Mardi, en compagnie de la pianiste Marie-Ève Scarfone, avec qui il a enregistré un album en 2015, il interprétera les 7 variations de Beethoven sur Bein Männem de La Flûte enchantée de Mozart et la Sonate pour violoncelle no 3 en la majeur du compositeur autrichien, de même que la Sonate pour violoncelle et piano en sol mineur de Frédéric Chopin.

Le musicien admet ne pas avoir tenu compte de la configuration spéciale pour ce concert, lorsqu’il a bâti le programme de la soirée.

« Ce sont des pièces qui vont bien se prêter à ce genre d’expérience. Il y a quelque chose d’un peu plus intime dans Beethoven, surtout avec les Variations, où l’on va pouvoir mieux entendre les couleurs et les nuances qui sont dans cette musique et qui sont vraiment géniales. La Sonate de Chopin est une des plus grandes sonates du répertoire romantique pour violoncelle et piano.

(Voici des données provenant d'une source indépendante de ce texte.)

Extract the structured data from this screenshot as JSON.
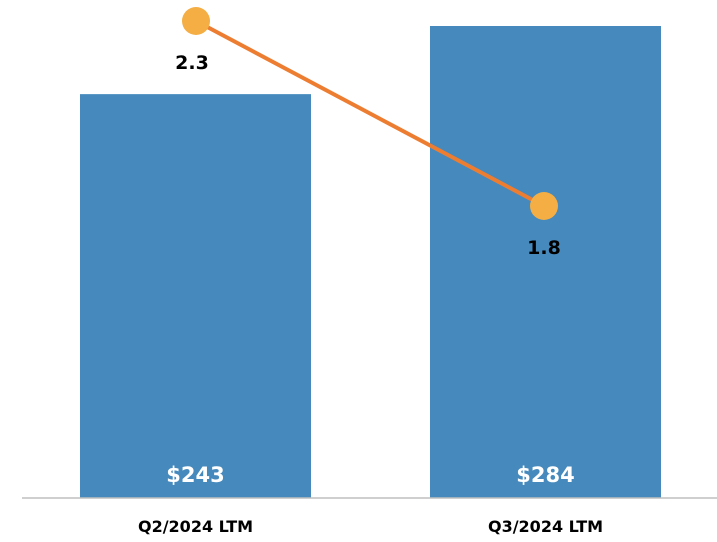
{
  "chart_data": {
    "type": "bar",
    "categories": [
      "Q2/2024 LTM",
      "Q3/2024 LTM"
    ],
    "series": [
      {
        "type": "bar",
        "values": [
          243,
          284
        ],
        "labels": [
          "$243",
          "$284"
        ],
        "color": "#4589BD"
      },
      {
        "type": "line",
        "values": [
          2.3,
          1.8
        ],
        "labels": [
          "2.3",
          "1.8"
        ],
        "line_color": "#ED7D31",
        "marker_color": "#F4AE44"
      }
    ],
    "axis_color": "#BFBFBF",
    "grid": false
  }
}
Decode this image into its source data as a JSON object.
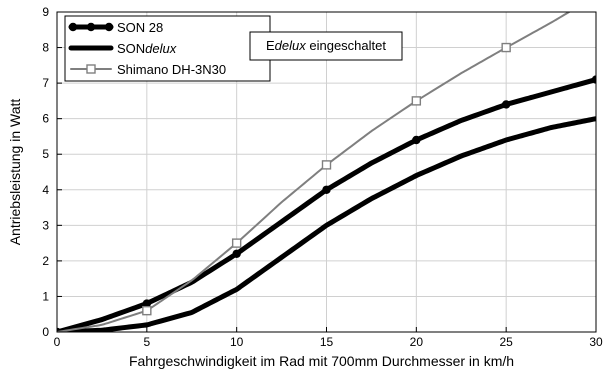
{
  "chart_data": {
    "type": "line",
    "xlabel": "Fahrgeschwindigkeit im Rad mit 700mm Durchmesser in km/h",
    "ylabel": "Antriebsleistung in Watt",
    "xlim": [
      0,
      30
    ],
    "ylim": [
      0,
      9
    ],
    "x_ticks": [
      0,
      5,
      10,
      15,
      20,
      25,
      30
    ],
    "y_ticks": [
      0,
      1,
      2,
      3,
      4,
      5,
      6,
      7,
      8,
      9
    ],
    "grid": true,
    "legend_position": "top-left",
    "annotation": {
      "parts": [
        {
          "text": "E",
          "italic": false
        },
        {
          "text": "delux",
          "italic": true
        },
        {
          "text": " eingeschaltet",
          "italic": false
        }
      ]
    },
    "series": [
      {
        "legend": [
          {
            "text": "SON 28",
            "italic": false
          }
        ],
        "style": "thick-marker",
        "color": "#000000",
        "x": [
          0,
          2.5,
          5,
          7.5,
          10,
          12.5,
          15,
          17.5,
          20,
          22.5,
          25,
          27.5,
          30
        ],
        "y": [
          0,
          0.35,
          0.8,
          1.4,
          2.2,
          3.1,
          4.0,
          4.75,
          5.4,
          5.95,
          6.4,
          6.75,
          7.1
        ],
        "markers_at": [
          0,
          5,
          10,
          15,
          20,
          25,
          30
        ]
      },
      {
        "legend": [
          {
            "text": "SON",
            "italic": false
          },
          {
            "text": "delux",
            "italic": true
          }
        ],
        "style": "thick",
        "color": "#000000",
        "x": [
          0,
          2.5,
          5,
          7.5,
          10,
          12.5,
          15,
          17.5,
          20,
          22.5,
          25,
          27.5,
          30
        ],
        "y": [
          0,
          0.05,
          0.2,
          0.55,
          1.2,
          2.1,
          3.0,
          3.75,
          4.4,
          4.95,
          5.4,
          5.75,
          6.0
        ],
        "markers_at": []
      },
      {
        "legend": [
          {
            "text": "Shimano DH-3N30",
            "italic": false
          }
        ],
        "style": "thin-square",
        "color": "#7f7f7f",
        "x": [
          0,
          2.5,
          5,
          7.5,
          10,
          12.5,
          15,
          17.5,
          20,
          22.5,
          25,
          27.5,
          28.5
        ],
        "y": [
          0,
          0.2,
          0.6,
          1.45,
          2.5,
          3.65,
          4.7,
          5.65,
          6.5,
          7.28,
          8.0,
          8.7,
          9.0
        ],
        "markers_at": [
          5,
          10,
          15,
          20,
          25
        ]
      }
    ]
  }
}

C’est, je pense, ma pièce coup de cœur et ça se prête bien à n’importe quelle configuration », a-t-il fait remarquer.

Le concert de mardi sera dédié à la mémoire de Jacqueline Desmarais, décédée le 3 mars dernier, qui a fait l’acquisition du violoncelle sur lequel Stéphane Tétreault joue depuis 2012.

« Les deux derniers mois n’ont pas été faciles. C’était spécial et émouvant, avant de joueur sur cet instrument, mais ça l’est encore plus aujourd’hui », a-t-il admis.